LIDAR-BASED CREVASSE MAPPING, HAIG GLACIER, CANADIAN ROCKIES

Crevasses appear as open rifts or closed traces, at scales of millimeters to meters in width. Despite their uniform appearance, crevasses have different depth, width, and shape, with nearly vertical walls, and usually undergo change, such as widening and deepening, over the course of a melt season or in association changing glacier flow (stress) regimes (Benn & Evans, 2014). The dramatic increase in the use of laser altimetry and other finely resolved geodetic data (e.g. UAV, submeter optical satellite imagery) provide an opportunity to assess the prevalence, extent and changes of crevasses for mountain glaciers.

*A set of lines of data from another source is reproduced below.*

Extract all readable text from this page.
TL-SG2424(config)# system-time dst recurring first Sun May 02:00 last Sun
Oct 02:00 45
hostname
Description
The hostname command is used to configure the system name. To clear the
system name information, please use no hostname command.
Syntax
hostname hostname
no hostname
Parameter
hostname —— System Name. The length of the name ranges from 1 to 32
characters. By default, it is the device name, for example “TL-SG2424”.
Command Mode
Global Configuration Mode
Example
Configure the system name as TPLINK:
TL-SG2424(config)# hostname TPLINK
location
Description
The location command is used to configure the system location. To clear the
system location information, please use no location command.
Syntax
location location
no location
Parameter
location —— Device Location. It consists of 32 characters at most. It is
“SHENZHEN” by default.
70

Crevasses can also bias geodetic measurements of elevation and mass change unless they are properly accounted for.

We developed a framework for automatic mapping and geometry extraction of crevasses on glaciers, and masking them for analyses that are interfered with by crevasse topography. We apply an Artificial Neural Network (ANN) algorithm known as Self Organizing Maps (SOM) (Kohonen, 2001), which is strong in outlining linear trending features. Application of SOM with a suitable setting in network and input layers can recognize and map the entire morphology of crevasses.

Our study uses airborne LiDAR DEM from Haig Glacier in the Canadian Rocky Mountains, which is experiencing a transient response to the crevassed regions of the glacier as the glacier thins (Adhikari & Marshall, 2013). Crevasses on Haig Glacier are well captured in the LiDAR data when they are not snow-bridged at the end of the summer melt season (Aug/Sept). High-resolution data in this study makes it possible to develop 1st, 2nd, and 3rd derivatives of local glacier surface parameters to extract morphometric elements of the crevasses.

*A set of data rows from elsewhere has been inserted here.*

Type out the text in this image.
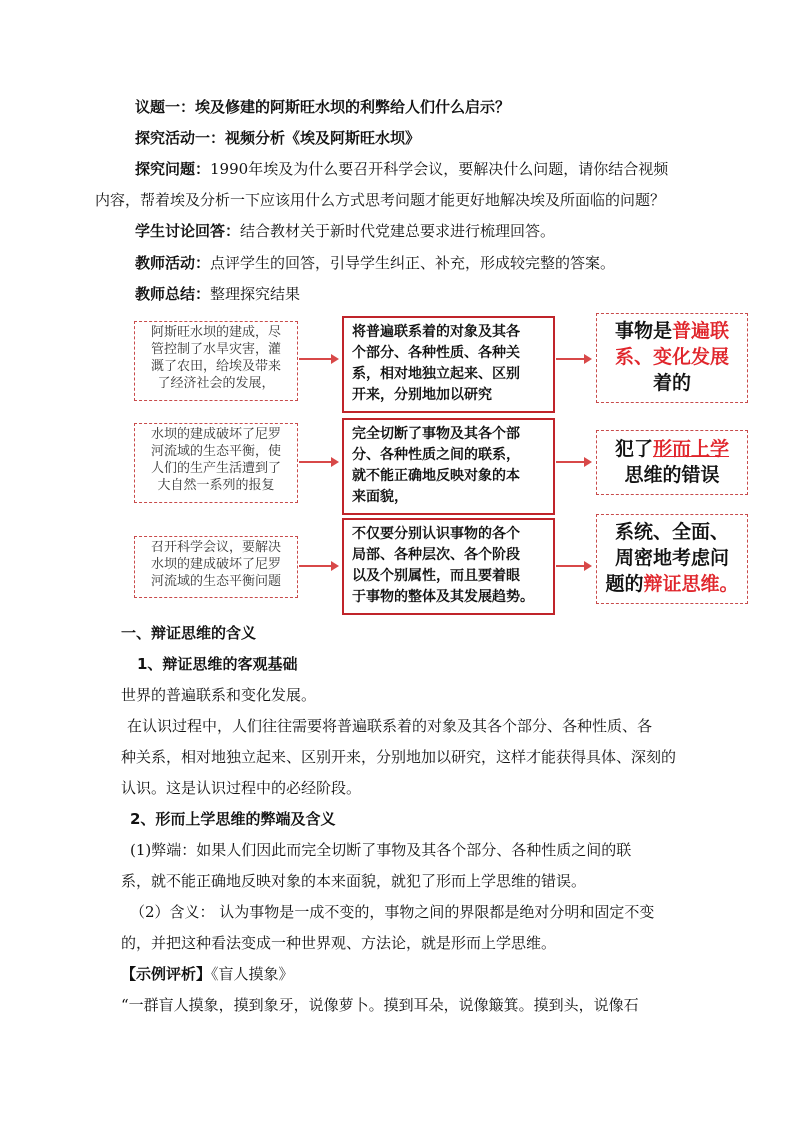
议题一：埃及修建的阿斯旺水坝的利弊给人们什么启示？
探究活动一：视频分析《埃及阿斯旺水坝》
探究问题：1990年埃及为什么要召开科学会议，要解决什么问题，请你结合视频
内容，帮着埃及分析一下应该用什么方式思考问题才能更好地解决埃及所面临的问题？
学生讨论回答：结合教材关于新时代党建总要求进行梳理回答。
教师活动：点评学生的回答，引导学生纠正、补充，形成较完整的答案。
教师总结：整理探究结果
阿斯旺水坝的建成，尽
管控制了水旱灾害，灌
溉了农田，给埃及带来
了经济社会的发展，
将普遍联系着的对象及其各
个部分、各种性质、各种关
系，相对地独立起来、区别
开来，分别地加以研究
事物是普遍联
系、变化发展
着的
水坝的建成破坏了尼罗
河流域的生态平衡，使
人们的生产生活遭到了
大自然一系列的报复
完全切断了事物及其各个部
分、各种性质之间的联系，
就不能正确地反映对象的本
来面貌，
犯了形而上学
思维的错误
召开科学会议，要解决
水坝的建成破坏了尼罗
河流域的生态平衡问题
不仅要分别认识事物的各个
局部、各种层次、各个阶段
以及个别属性，而且要着眼
于事物的整体及其发展趋势。
系统、全面、
周密地考虑问
题的辩证思维。
一、辩证思维的含义
1、辩证思维的客观基础
世界的普遍联系和变化发展。
在认识过程中，人们往往需要将普遍联系着的对象及其各个部分、各种性质、各
种关系，相对地独立起来、区别开来，分别地加以研究，这样才能获得具体、深刻的
认识。这是认识过程中的必经阶段。
2、形而上学思维的弊端及含义
(1)弊端：如果人们因此而完全切断了事物及其各个部分、各种性质之间的联
系，就不能正确地反映对象的本来面貌，就犯了形而上学思维的错误。
（2）含义： 认为事物是一成不变的，事物之间的界限都是绝对分明和固定不变
的，并把这种看法变成一种世界观、方法论，就是形而上学思维。
【示例评析】《盲人摸象》
“一群盲人摸象，摸到象牙，说像萝卜。摸到耳朵，说像簸箕。摸到头，说像石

The SOM method, in addition to longitudinal and cross-sectional curvature layers, successfully extracted and characterized about 1000 crevasses on Haig Glacier in Sept 2015, with an overall accuracy of 98.4%. In addition, applying unsphericity can add a new dimension to crevasse evolution and their rim change studies. The mapping and filtering algorithm to remove crevasses from the glacier surface DEM results in an elevation difference map with 6.5 m greater accuracy. The resulting map also indicates diverse crevasse patterns on Haig Glacier, which provide insight into stress and flow conditions.